Adaptive Slimming for Scalable and Efficient Speech Enhancement

TL;DR

This work tackles the challenge of resource-efficient speech enhancement on edge devices by introducing dynamic slimming to the DEMUCS architecture. A lightweight routing sub-network selects how much of the model to used (UF) per utterance, balancing performance and computational cost with end-to-end training that leverages Gumbel-softmax. Empirical results on VoiceBank+DEMAND show Pareto-optimal trade-offs, including substantial MAC reductions with equal or improved speech quality, and clear adaptation of resources to input difficulty.

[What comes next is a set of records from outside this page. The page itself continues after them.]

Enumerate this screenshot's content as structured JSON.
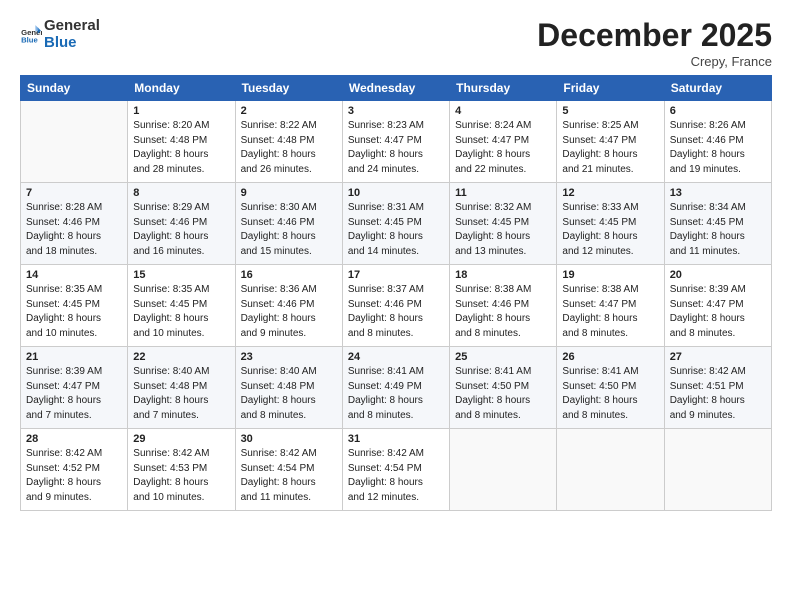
{
  "logo": {
    "line1": "General",
    "line2": "Blue"
  },
  "title": "December 2025",
  "subtitle": "Crepy, France",
  "days_header": [
    "Sunday",
    "Monday",
    "Tuesday",
    "Wednesday",
    "Thursday",
    "Friday",
    "Saturday"
  ],
  "weeks": [
    [
      {
        "day": "",
        "info": ""
      },
      {
        "day": "1",
        "info": "Sunrise: 8:20 AM\nSunset: 4:48 PM\nDaylight: 8 hours\nand 28 minutes."
      },
      {
        "day": "2",
        "info": "Sunrise: 8:22 AM\nSunset: 4:48 PM\nDaylight: 8 hours\nand 26 minutes."
      },
      {
        "day": "3",
        "info": "Sunrise: 8:23 AM\nSunset: 4:47 PM\nDaylight: 8 hours\nand 24 minutes."
      },
      {
        "day": "4",
        "info": "Sunrise: 8:24 AM\nSunset: 4:47 PM\nDaylight: 8 hours\nand 22 minutes."
      },
      {
        "day": "5",
        "info": "Sunrise: 8:25 AM\nSunset: 4:47 PM\nDaylight: 8 hours\nand 21 minutes."
      },
      {
        "day": "6",
        "info": "Sunrise: 8:26 AM\nSunset: 4:46 PM\nDaylight: 8 hours\nand 19 minutes."
      }
    ],
    [
      {
        "day": "7",
        "info": "Sunrise: 8:28 AM\nSunset: 4:46 PM\nDaylight: 8 hours\nand 18 minutes."
      },
      {
        "day": "8",
        "info": "Sunrise: 8:29 AM\nSunset: 4:46 PM\nDaylight: 8 hours\nand 16 minutes."
      },
      {
        "day": "9",
        "info": "Sunrise: 8:30 AM\nSunset: 4:46 PM\nDaylight: 8 hours\nand 15 minutes."
      },
      {
        "day": "10",
        "info": "Sunrise: 8:31 AM\nSunset: 4:45 PM\nDaylight: 8 hours\nand 14 minutes."
      },
      {
        "day": "11",
        "info": "Sunrise: 8:32 AM\nSunset: 4:45 PM\nDaylight: 8 hours\nand 13 minutes."
      },
      {
        "day": "12",
        "info": "Sunrise: 8:33 AM\nSunset: 4:45 PM\nDaylight: 8 hours\nand 12 minutes."
      },
      {
        "day": "13",
        "info": "Sunrise: 8:34 AM\nSunset: 4:45 PM\nDaylight: 8 hours\nand 11 minutes."
      }
    ],
    [
      {
        "day": "14",
        "info": "Sunrise: 8:35 AM\nSunset: 4:45 PM\nDaylight: 8 hours\nand 10 minutes."
      },
      {
        "day": "15",
        "info": "Sunrise: 8:35 AM\nSunset: 4:45 PM\nDaylight: 8 hours\nand 10 minutes."
      },
      {
        "day": "16",
        "info": "Sunrise: 8:36 AM\nSunset: 4:46 PM\nDaylight: 8 hours\nand 9 minutes."
      },
      {
        "day": "17",
        "info": "Sunrise: 8:37 AM\nSunset: 4:46 PM\nDaylight: 8 hours\nand 8 minutes."
      },
      {
        "day": "18",
        "info": "Sunrise: 8:38 AM\nSunset: 4:46 PM\nDaylight: 8 hours\nand 8 minutes."
      },
      {
        "day": "19",
        "info": "Sunrise: 8:38 AM\nSunset: 4:47 PM\nDaylight: 8 hours\nand 8 minutes."
      },
      {
        "day": "20",
        "info": "Sunrise: 8:39 AM\nSunset: 4:47 PM\nDaylight: 8 hours\nand 8 minutes."
      }
    ],
    [
      {
        "day": "21",
        "info": "Sunrise: 8:39 AM\nSunset: 4:47 PM\nDaylight: 8 hours\nand 7 minutes."
      },
      {
        "day": "22",
        "info": "Sunrise: 8:40 AM\nSunset: 4:48 PM\nDaylight: 8 hours\nand 7 minutes."
      },
      {
        "day": "23",
        "info": "Sunrise: 8:40 AM\nSunset: 4:48 PM\nDaylight: 8 hours\nand 8 minutes."
      },
      {
        "day": "24",
        "info": "Sunrise: 8:41 AM\nSunset: 4:49 PM\nDaylight: 8 hours\nand 8 minutes."
      },
      {
        "day": "25",
        "info": "Sunrise: 8:41 AM\nSunset: 4:50 PM\nDaylight: 8 hours\nand 8 minutes."
      },
      {
        "day": "26",
        "info": "Sunrise: 8:41 AM\nSunset: 4:50 PM\nDaylight: 8 hours\nand 8 minutes."
      },
      {
        "day": "27",
        "info": "Sunrise: 8:42 AM\nSunset: 4:51 PM\nDaylight: 8 hours\nand 9 minutes."
      }
    ],
    [
      {
        "day": "28",
        "info": "Sunrise: 8:42 AM\nSunset: 4:52 PM\nDaylight: 8 hours\nand 9 minutes."
      },
      {
        "day": "29",
        "info": "Sunrise: 8:42 AM\nSunset: 4:53 PM\nDaylight: 8 hours\nand 10 minutes."
      },
      {
        "day": "30",
        "info": "Sunrise: 8:42 AM\nSunset: 4:54 PM\nDaylight: 8 hours\nand 11 minutes."
      },
      {
        "day": "31",
        "info": "Sunrise: 8:42 AM\nSunset: 4:54 PM\nDaylight: 8 hours\nand 12 minutes."
      },
      {
        "day": "",
        "info": ""
      },
      {
        "day": "",
        "info": ""
      },
      {
        "day": "",
        "info": ""
      }
    ]
  ]
}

The approach enables scalable, real-time SE suitable for constrained environments and offers a path for extending adaptive routing to other SE models.

Abstract

Speech enhancement (SE) enables robust speech recognition, real-time communication, hearing aids, and other applications where speech quality is crucial. However, deploying such systems on resource-constrained devices involves choosing a static trade-off between performance and computational efficiency. In this paper, we introduce dynamic slimming to DEMUCS, a popular SE architecture, making it scalable and input-adaptive. Slimming lets the model operate at different utilization factors (UF), each corresponding to a different performance/efficiency trade-off, effectively mimicking multiple model sizes without the extra storage costs. In addition, a router subnet, trained end-to-end with the backbone, determines the optimal UF for the current input. Thus, the system saves resources by adaptively selecting smaller UFs when additional complexity is unnecessary. We show that our solution is Pareto-optimal against individual UFs, confirming the benefits of dynamic routing. When training the proposed dynamically-slimmable model to use 10% of its capacity on average, we obtain the same or better speech quality as the equivalent static 25% utilization while reducing MACs by 29%.

Paper Structure

This paper contains 10 sections, 6 equations, 6 figures.

Figures (6)

  • Figure 1: Relationship between average utilization and SI-SDR improvement for model trained with $\upsilon_{\text{trgt}} = 0.5$, showing how our proposed solution processes noisier input data (lighter points) using more resources, causing a larger improvement.
  • Figure 2: Overall solution showing DEMUCS backbone with encoder $\mathcal{E}_i$ and decoder $\mathcal{D}_i$ blocks (gray), the grouped GRU bottleneck (orange), and routing subnet $\mathcal{R}$ (red). Connections between blocks are annotated with signal dimensionality. Dotted connections represent UF arguments.
  • Figure 3: Slimmable blocks with weight tensors; width, height, and depth correspond to input channels, output channels, and kernel size, respectively; $C = 2^{i-2}H$ for $i \ge 2$ is the current hidden size.
  • Figure 4: Example inference for models trained with $\upsilon_{\text{trgt}} \in \left\{ 0.25, 0.5, 0.75 \right\}$, showing input spectrogram along with improvement in instantaneous SNR (orange line, with yellow regions marking difference with preceding model on the left) and chosen UFs over time. In the middle portion of the sample (in green), we deliberately reduce the noise level by 10 to show how each model reacts by decreasing its average utilization.
  • Figure 5: Pareto fronts given by utilization/MACs (x-axes) vs. speech quality metrics (y-axis) for static slimmable backbone (light blue empty squares) and dynamic models trained on a range of $\upsilon_{\text{trgt}}$; the dotted horizontal lines show the distance between each $\upsilon_{\text{trgt}}$ (solid vertical lines) and actual average utilization. For $\upsilon_{\text{trgt}} \in \left\{0.25, 0.5 \right\}$, we include results from the alternative training schedule described in \ref{['itm:exp_training']}.